As professional disciplines based on scientific evidence, the scientific rigor of medicine and nursing is unquestionable. However, the objects of medical treatment and care are “people.” Therefore, emphasis has been given to humanistic education of medical and nursing students in medical schools internationally, hoping to nurture students to expand their medical work from examining the patients’ bodies to taking care of them at the psychological, social, and economic levels with humanistic quality [1].
“Caring” is emphasized in humanism because it is the essence of good human nature [2, 3]. For a long time, most nursing personnel have started to reconceptualized and infused caring behavior with empathy. However, analyzing the issue from caring theories, “empathy” is only one aspect of caring [4]. In addition, when examining the entire healthcare system from the perspective of establishing and maintaining a doctor-patient relationship, the treatment by doctors and the care by nurses are the realization of establishing and maintaining a caring relationship. Therefore, how to infuse the humanistic competence in the training of healthcare professionals is the only way to achieve medical humanities that “takes patients as the center,” and the interdisciplinary cooperation between medical education and other fields is necessary before this can be realized [5].
Pan et al. (2004) designed the “Questionnaire on Humanistic Care Provided by Medical Students” to examine how 461 medical students of 3 domestic medical universities provide humanistic care [6]. The questionnaire included 10 questions in four dimensions, namely “passion for helping others,” “care for patients,” “professional physician responsibility,” and “willingness to serve the society.” The internal consistency reliability (Cronbach’s α) was 0.77. The results showed that medical students in junior levels had higher passion and willingness to serve society than the students in senior levels; this could be partly attributed to the fact that most medical humanities courses were arranged at junior levels. At the same time, the students in senior levels were in closer contact with the workplace and were more pragmatic as they were affected by the utilitarianism of society.
To bridge the gap of Pan et al.’s study, Kao et al. [7] used a longitudinal research method on the first-year students from the medical departments of seven medical schools, using the Patient-Practitioner Orientation Scale (PPOS) designed by Krupat et al. [8] to measure the changes in medical students’ patient-centered attitude in treatment at four time points. There are 18 questions in the PPOS, divided into the two dimensions of sharing and caring. After five years of follow-up, the study obtained 372 valid samples and found that when the students moved to upper grades and were exposed to more medical knowledge, they tended to be more physician-centered. Furthermore, the female students generally preferred patient-centered medical care and were more positive than male students in sharing information and co-decision-making, and showed a higher degree of warmth and support toward the patients. The above results are also similar to the findings of related foreign studies [9, 10].
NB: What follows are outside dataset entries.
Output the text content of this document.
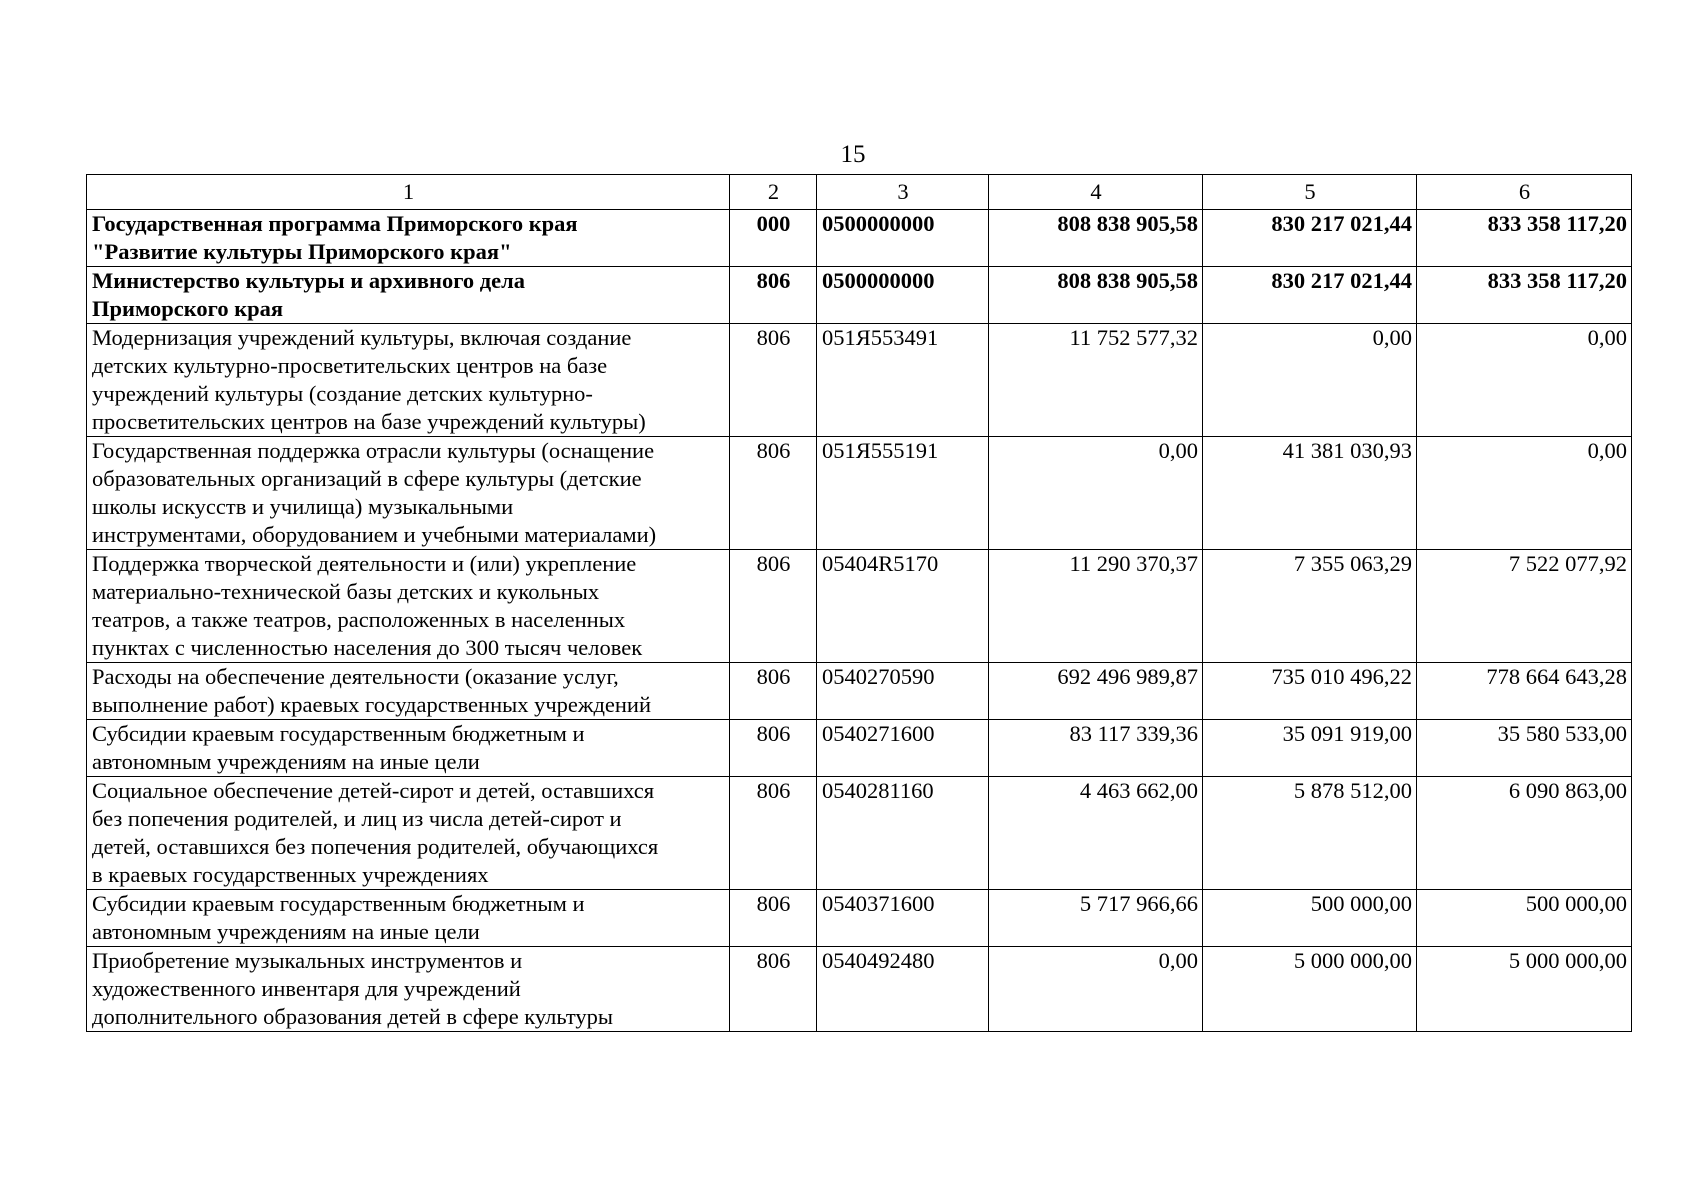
15
1	2	3	4	5	6

Государственная программа Приморского края
"Развитие культуры Приморского края"	000	0500000000	808 838 905,58	830 217 021,44	833 358 117,20

Министерство культуры и архивного дела
Приморского края	806	0500000000	808 838 905,58	830 217 021,44	833 358 117,20

Модернизация учреждений культуры, включая создание
детских культурно-просветительских центров на базе
учреждений культуры (создание детских культурно-
просветительских центров на базе учреждений культуры)	806	051Я553491	11 752 577,32	0,00	0,00

Государственная поддержка отрасли культуры (оснащение
образовательных организаций в сфере культуры (детские
школы искусств и училища) музыкальными
инструментами, оборудованием и учебными материалами)	806	051Я555191	0,00	41 381 030,93	0,00

Поддержка творческой деятельности и (или) укрепление
материально-технической базы детских и кукольных
театров, а также театров, расположенных в населенных
пунктах с численностью населения до 300 тысяч человек	806	05404R5170	11 290 370,37	7 355 063,29	7 522 077,92

Расходы на обеспечение деятельности (оказание услуг,
выполнение работ) краевых государственных учреждений	806	0540270590	692 496 989,87	735 010 496,22	778 664 643,28

Субсидии краевым государственным бюджетным и
автономным учреждениям на иные цели	806	0540271600	83 117 339,36	35 091 919,00	35 580 533,00

Социальное обеспечение детей-сирот и детей, оставшихся
без попечения родителей, и лиц из числа детей-сирот и
детей, оставшихся без попечения родителей, обучающихся
в краевых государственных учреждениях	806	0540281160	4 463 662,00	5 878 512,00	6 090 863,00

Субсидии краевым государственным бюджетным и
автономным учреждениям на иные цели	806	0540371600	5 717 966,66	500 000,00	500 000,00

Приобретение музыкальных инструментов и
художественного инвентаря для учреждений
дополнительного образования детей в сфере культуры	806	0540492480	0,00	5 000 000,00	5 000 000,00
“Caring” has gradually been taken as the core and essence of medical professions [5]. From 1975 to 1979, Jean Watson developed the human caring theory that covers ten caring-related factors [11], while Kristen Swanson outlined five processes of caring: knowing, being with, doing for, enabling, and maintaining belief, in 1995 [12]. Scholars have introduced both theories and used them in clinical practice because good-quality and professional care can raise patients’ hope and speed their recovery [4, 5]. Considering the cultural differences between the East and the West,, Lin’s qualitative study develops a caring behaviors scale that includes three dimensions: (1) 16 questions concerning helping patients through the rocky process of fighting the disease; (2) 7 questions concerning protecting the rights and interests of patients; (3) 5 questions concerning understanding the needs of patients [13]. To explore the clinical differences between different types of patients and medical situations, as well as the needs and contributions to caring behaviors of nursing personnel and patients, Lee et al. used the scale of the caring behavior designed by Lin to analyze the differences and correlations between nurses’ performances and patients’ feelings about caring behaviors [14]. The result showed that: The nurses’ feelings for their caring behaviors were significantly weaker than that of the patients, but when the nurses’ rates on their own caring behaviors were higher, the patients’ feelings also improved.
The above-mentioned studies show that the humanistic quality of medical and nursing students has become an important issue in medical education. In particular, as Confucianism influences Chinese communities, the interactions between “one and oneself,” “one and others,” as well as “one and the society and the environment” are emphasized in the connotation of humanistic education [15]. This serves the basis for designing and categorizing the initial question pools in this study, with an aim to provide a reference for relevant units to practice the use of assessment tools to measure the effectiveness of the education of humanistic caring competence among medical and nursing students.